On Dec. 31 2019, local health officials of the Chinese city of Wuhan reported a cluster of 27 cases of ”pneumonia of unknown cause”. These cases were linked to a wholesale seafood market in the city. In January 2020, the first death was reported, and the aetiology was identified as a new coronavirus, SARS-Cov-2, and the disease was named COVID-19. The first epidemiological study on patients with laboratory-confirmed COVID-19 infection reported an onset of illness as early as Dec. 1 2019 (Huang et al., 2020).
This retrospective study aimed first to evaluate three EBS systems (ProMED, HealthMap and PADI-web) and their capacity to detect the COVID-19 emergence in China timely. Secondly, we focused on PADI-web to understand how an animal health EBS system contributed to the detection of a human EID. We analysed the RSS feeds from PADI-web that detected the COVID-19-related news articles (further referred to as “news”). Thirdly, we assessed the vocabulary in the news detected by PADI-web and its change in relation to the identification of the pathogen and the spread of the EID.
Material and methods
2.1. Detection of COVID-19-related news
To assess the timeliness of the three EBS, we searched for news from Dec. 1st, to Dec. 31, 2019. We compared the first news regarding publication date, language, and source.

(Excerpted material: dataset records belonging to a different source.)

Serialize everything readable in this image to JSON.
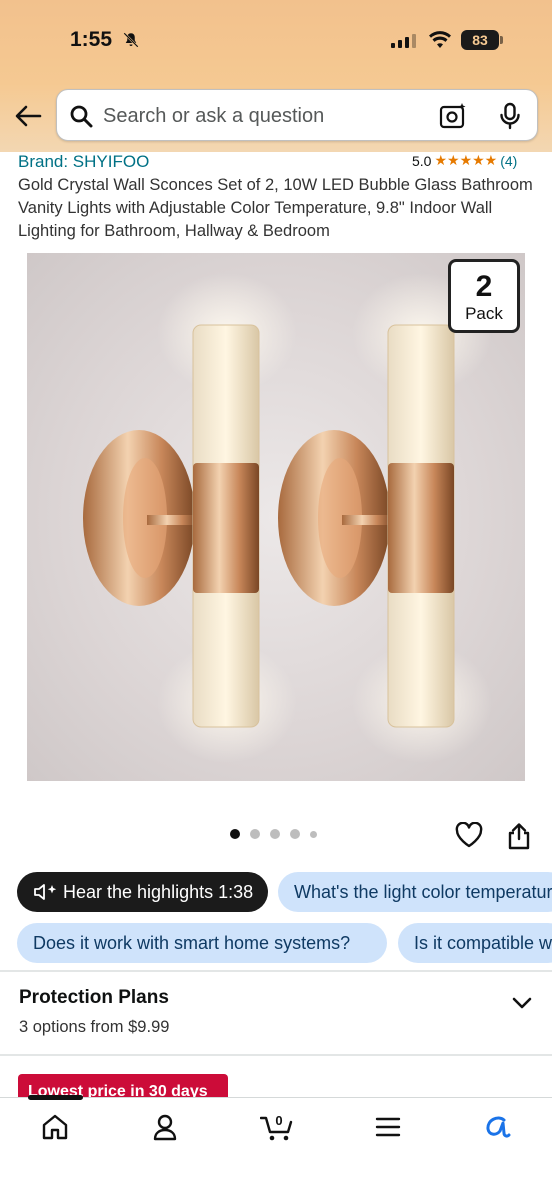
{
  "status_bar": {
    "time": "1:55",
    "battery": "83"
  },
  "search": {
    "placeholder": "Search or ask a question"
  },
  "product": {
    "brand": "Brand: SHYIFOO",
    "rating_value": "5.0",
    "stars": "★★★★★",
    "rating_count": "(4)",
    "title": "Gold Crystal Wall Sconces Set of 2, 10W LED Bubble Glass Bathroom Vanity Lights with Adjustable Color Temperature, 9.8\" Indoor Wall Lighting for Bathroom, Hallway & Bedroom",
    "pack_number": "2",
    "pack_label": "Pack"
  },
  "carousel": {
    "image_count": 5,
    "active_index": 0
  },
  "chips": {
    "hear_highlights": "Hear the highlights 1:38",
    "q1": "What's the light color temperature?",
    "q2": "Does it work with smart home systems?",
    "q3": "Is it compatible with dimmers?"
  },
  "protection": {
    "title": "Protection Plans",
    "subtitle": "3 options from $9.99"
  },
  "deal": {
    "label": "Lowest price in 30 days"
  },
  "cart": {
    "count": "0"
  },
  "colors": {
    "accent_link": "#007185",
    "star": "#e67a00",
    "chip_blue": "#cfe3fb",
    "deal_red": "#cc0c39",
    "header": "#f5c992"
  },
  "icons": [
    "bell-off-icon",
    "signal-icon",
    "wifi-icon",
    "back-arrow-icon",
    "search-icon",
    "camera-icon",
    "mic-icon",
    "heart-icon",
    "share-icon",
    "speaker-icon",
    "chevron-down-icon",
    "home-icon",
    "account-icon",
    "cart-icon",
    "menu-icon",
    "rufus-icon"
  ]
}
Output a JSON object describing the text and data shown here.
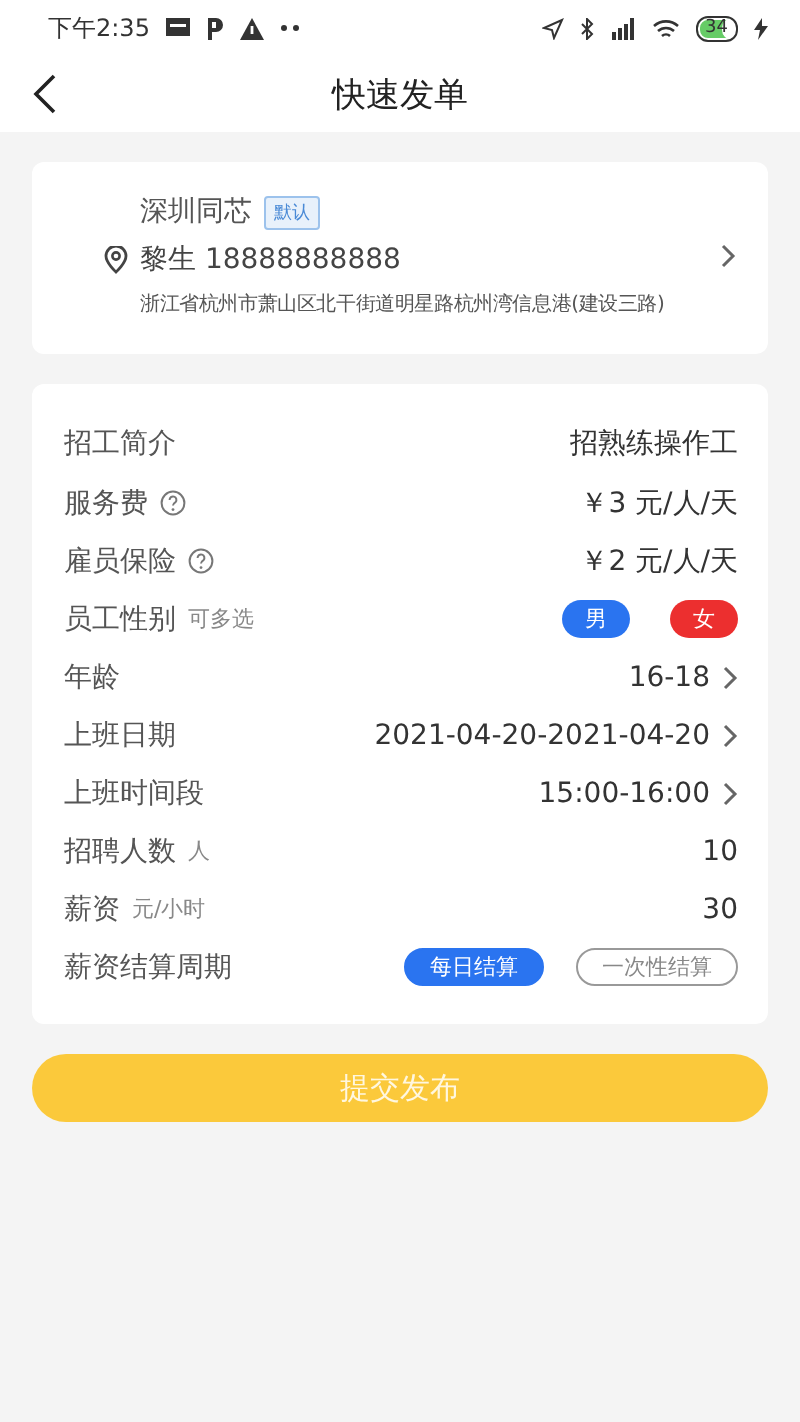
{
  "status_bar": {
    "time": "下午2:35",
    "battery": "34"
  },
  "nav": {
    "title": "快速发单"
  },
  "address": {
    "company": "深圳同芯",
    "tag": "默认",
    "contact": "黎生 18888888888",
    "detail": "浙江省杭州市萧山区北干街道明星路杭州湾信息港(建设三路)"
  },
  "rows": [
    {
      "kind": "text",
      "label": "招工简介",
      "value": "招熟练操作工"
    },
    {
      "kind": "help",
      "label": "服务费",
      "value": "￥3 元/人/天"
    },
    {
      "kind": "help",
      "label": "雇员保险",
      "value": "￥2 元/人/天"
    },
    {
      "kind": "chips",
      "label": "员工性别",
      "hint": "可多选",
      "options": [
        {
          "label": "男",
          "selected": true,
          "color": "#2a74f0"
        },
        {
          "label": "女",
          "selected": true,
          "color": "#ec2f2f"
        }
      ]
    },
    {
      "kind": "link",
      "label": "年龄",
      "value": "16-18"
    },
    {
      "kind": "link",
      "label": "上班日期",
      "value": "2021-04-20-2021-04-20"
    },
    {
      "kind": "link",
      "label": "上班时间段",
      "value": "15:00-16:00"
    },
    {
      "kind": "text",
      "label": "招聘人数",
      "hint": "人",
      "value": "10"
    },
    {
      "kind": "text",
      "label": "薪资",
      "hint": "元/小时",
      "value": "30"
    },
    {
      "kind": "choice",
      "label": "薪资结算周期",
      "options": [
        {
          "label": "每日结算",
          "selected": true
        },
        {
          "label": "一次性结算",
          "selected": false
        }
      ]
    }
  ],
  "submit": {
    "label": "提交发布"
  }
}
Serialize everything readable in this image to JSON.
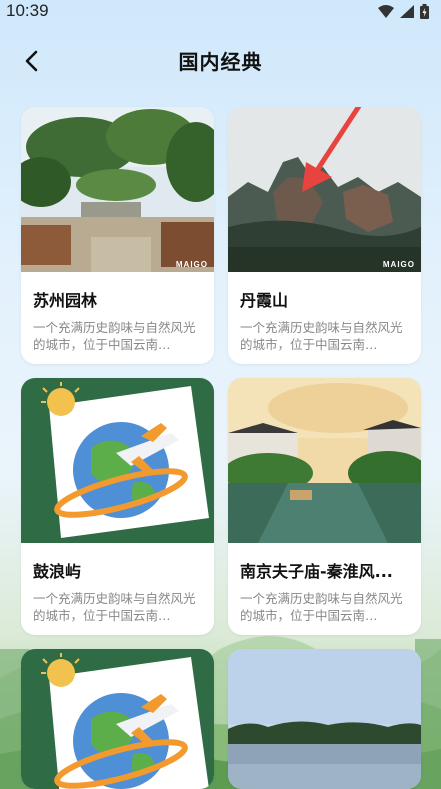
{
  "status": {
    "time": "10:39",
    "icons": [
      "wifi-icon",
      "cell-signal-icon",
      "battery-charging-icon"
    ]
  },
  "header": {
    "title": "国内经典",
    "back_icon": "chevron-left-icon"
  },
  "cards": [
    {
      "title": "苏州园林",
      "desc": "一个充满历史韵味与自然风光的城市，位于中国云南…",
      "watermark": "MAIGO",
      "image": "garden-photo"
    },
    {
      "title": "丹霞山",
      "desc": "一个充满历史韵味与自然风光的城市，位于中国云南…",
      "watermark": "MAIGO",
      "image": "danxia-mountain-photo"
    },
    {
      "title": "鼓浪屿",
      "desc": "一个充满历史韵味与自然风光的城市，位于中国云南…",
      "image": "globe-plane-illustration"
    },
    {
      "title": "南京夫子庙-秦淮风...",
      "desc": "一个充满历史韵味与自然风光的城市，位于中国云南…",
      "image": "qinhuai-river-photo"
    },
    {
      "title": "",
      "desc": "",
      "image": "globe-plane-illustration"
    },
    {
      "title": "",
      "desc": "",
      "image": "lake-photo"
    }
  ],
  "colors": {
    "accent": "#e8433f",
    "card_bg": "#ffffff",
    "title": "#111111",
    "desc": "#888888",
    "illustration_bg": "#2f6b45"
  }
}
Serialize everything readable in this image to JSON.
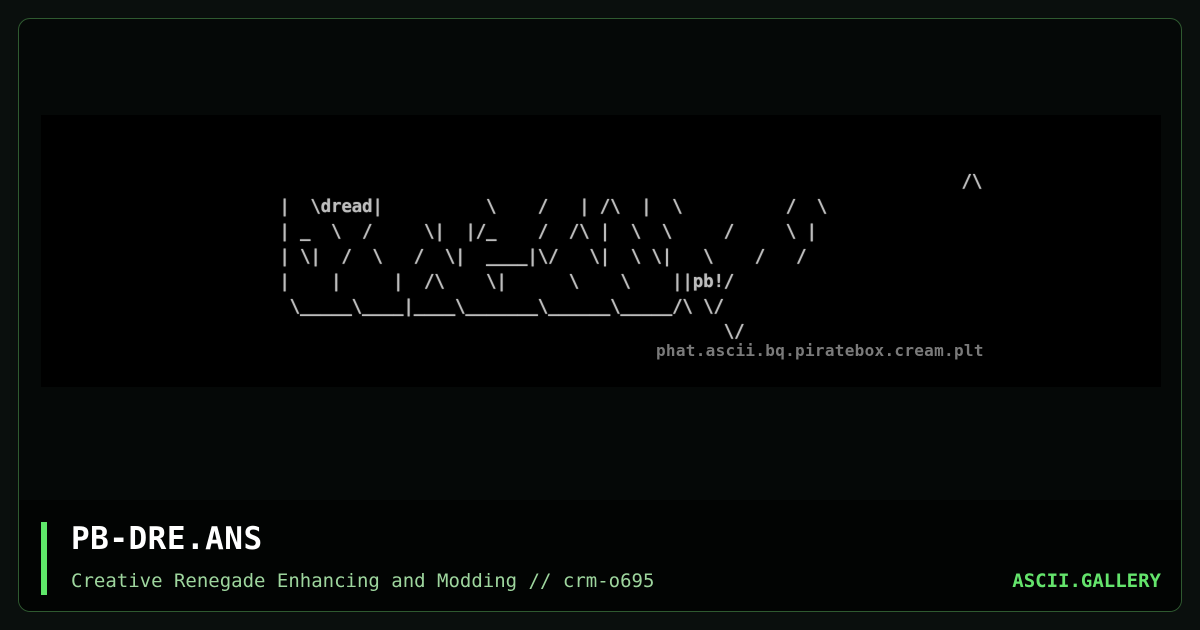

To understand how PADI-web detected the COVID-19 emergence, we further filtered a second corpus of news published from Dec. 31, 2019, to Jan. 26, 2020, containing at least one of the following words in the title and body of the news: “pneumonia”, “respiratory illness”, “coronavirus”, “nCoV” (an early name for COVID-19), and “Wuhan”. After manual verification of their relevance, we retained for analysis 275 out of 333 news (Valentin, Mercier, et al., 2020).
To assess the link between the animal health RSS feeds from PADI-web and the detected news, we analysed them according to the RSS feed used for their retrieval. To this end, we read each news and categorized it into i) disease-specific RSS feeds (containing specific disease names), and ii) syndromic RSS feeds (containing combinations of symptoms and animal hosts).